While I have indicated I am thinking of CT's compiled Sil when answering the poll (it's why I didn't vote for Tuor & Gondolin), haven't said that I speak of the Silmarillion (in the wide sense) when I speak of the Narn. Actually that's why I used "Narn" but it might be hard to notice.


----------



## Gil-Galad (Dec 21, 2004)

Well there are so many chapters that I like....but for sure I like most Of The Fifth Battle: Nirnaeth Arnoediad,The Ruin of Beleriand and Of The Voyage of Earendil and the war of Wrath.


----------



## Confusticated (Dec 21, 2004)

I'm not sure if you're asking each of us, so:

While I have indicated I am thinking of CT's compiled Sil when I answer the poll (it's why I didn't vote for Tuor & Gondolin), I did not say that I ment it in a wide sense when speaking of the Narn.
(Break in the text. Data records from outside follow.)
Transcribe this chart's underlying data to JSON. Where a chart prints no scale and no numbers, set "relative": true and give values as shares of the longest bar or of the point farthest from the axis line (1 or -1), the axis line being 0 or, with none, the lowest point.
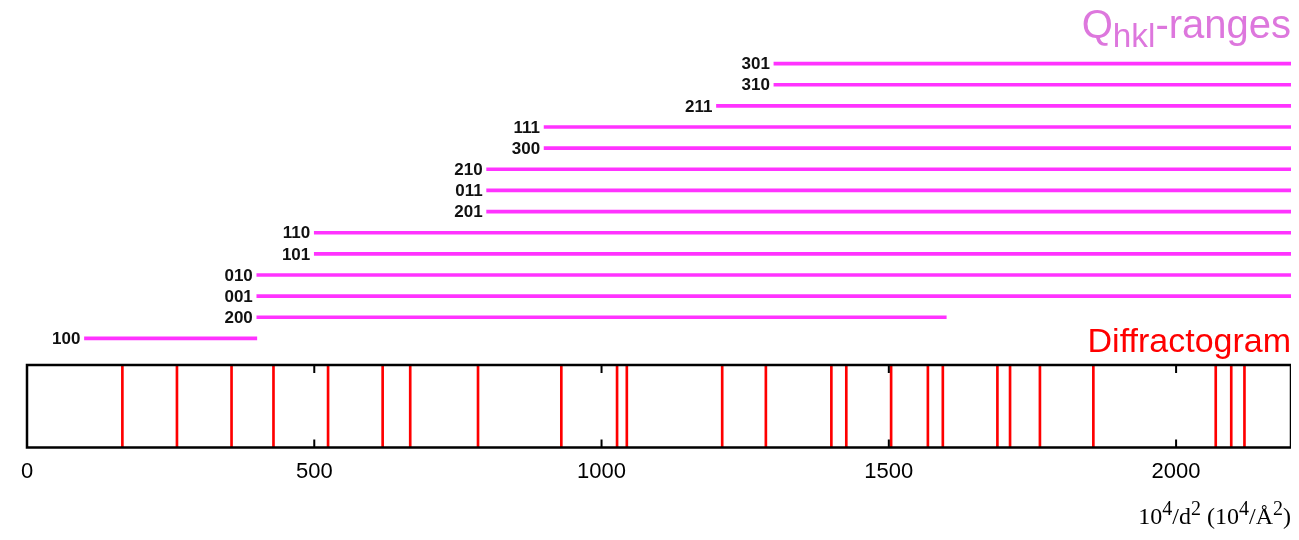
{
  "chart_data": [
    {
      "type": "bar",
      "orientation": "horizontal",
      "title": "Q$_{hkl}$-ranges",
      "tick_labels": "y",
      "categories": [
        "301",
        "310",
        "211",
        "111",
        "300",
        "210",
        "011",
        "201",
        "110",
        "101",
        "010",
        "001",
        "200",
        "100"
      ],
      "base": [
        1300,
        1300,
        1200,
        900,
        900,
        800,
        800,
        800,
        500,
        500,
        400,
        400,
        400,
        100
      ],
      "values": [
        900,
        900,
        1000,
        1300,
        1300,
        1400,
        1400,
        1400,
        1700,
        1700,
        1800,
        1800,
        1200,
        300
      ],
      "color": "#ff33ff",
      "xlim": [
        0,
        2200
      ]
    },
    {
      "type": "bar",
      "title": "Diffractogram",
      "xlabel": "10$^{4}$/d$^{2}$ (10$^{4}$/Å$^{2}$)",
      "relative": true,
      "x": [
        166,
        261,
        356,
        429,
        524,
        619,
        667,
        785,
        930,
        1027,
        1044,
        1210,
        1286,
        1400,
        1426,
        1504,
        1568,
        1594,
        1689,
        1711,
        1763,
        1856,
        2069,
        2096,
        2119
      ],
      "values": [
        1,
        1,
        1,
        1,
        1,
        1,
        1,
        1,
        1,
        1,
        1,
        1,
        1,
        1,
        1,
        1,
        1,
        1,
        1,
        1,
        1,
        1,
        1,
        1,
        1
      ],
      "color": "#ff0000",
      "xlim": [
        0,
        2200
      ],
      "xticks": [
        0,
        500,
        1000,
        1500,
        2000
      ]
    }
  ]
}
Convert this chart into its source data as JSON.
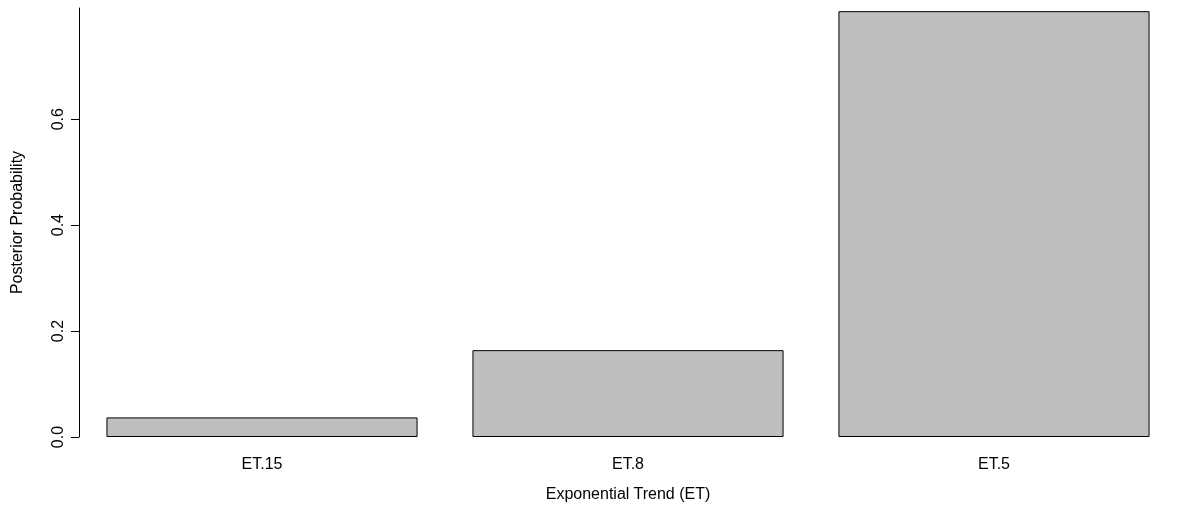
{
  "chart_data": {
    "type": "bar",
    "xlabel": "Exponential Trend (ET)",
    "ylabel": "Posterior Probability",
    "categories": [
      "ET.15",
      "ET.8",
      "ET.5"
    ],
    "values": [
      0.037,
      0.164,
      0.804
    ],
    "color": "#bebebe",
    "ylim": [
      0,
      0.81
    ],
    "yticks": [
      {
        "value": 0,
        "label": "0.0"
      },
      {
        "value": 0.2,
        "label": "0.2"
      },
      {
        "value": 0.4,
        "label": "0.4"
      },
      {
        "value": 0.6,
        "label": "0.6"
      }
    ],
    "grid": false
  }
}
That is why I used "Narn", but it might be difficult to notice.

I'm glad to be asked this. I often mean it in the wider sence and that probably goes unnoticed. Sometimes I fail to capitolize "The" to indicate this, but I'm not real consistent its probably not the best way to do it. In most cases its not going to hurt anything if they think I'm speaking only of CT's.


----------



## Helcaraxë (Jan 6, 2005)

My vote would be either with the Ruin of Beleriand or the Nirnaeth Arnoediad. I chose these two for the epic scale and grandeur of the battles, not their (eventual) tragic outcome. Of course, Fëanor and the Flight and Return of the Noldor are also captivating chapters.


----------



## King Aragorn (Jan 6, 2005)

The chapters I liked the best were Of Beren and Luthien and the voyage of Earendil. I liked the entire book, but those chapters were my favorite.


----------



## Ingwë (Jan 7, 2005)

My favourite chapret is _Beren and Luthien _because their love is greater and stronger that the evil. The take the Silmaril and they escape from Melkor - the greatest of all.


----------



## Beleg (Jan 8, 2005)

my favourite probably is 'Of Turin Turambar', but 'Of Beleriand and It's Realms' comes a close second.


----------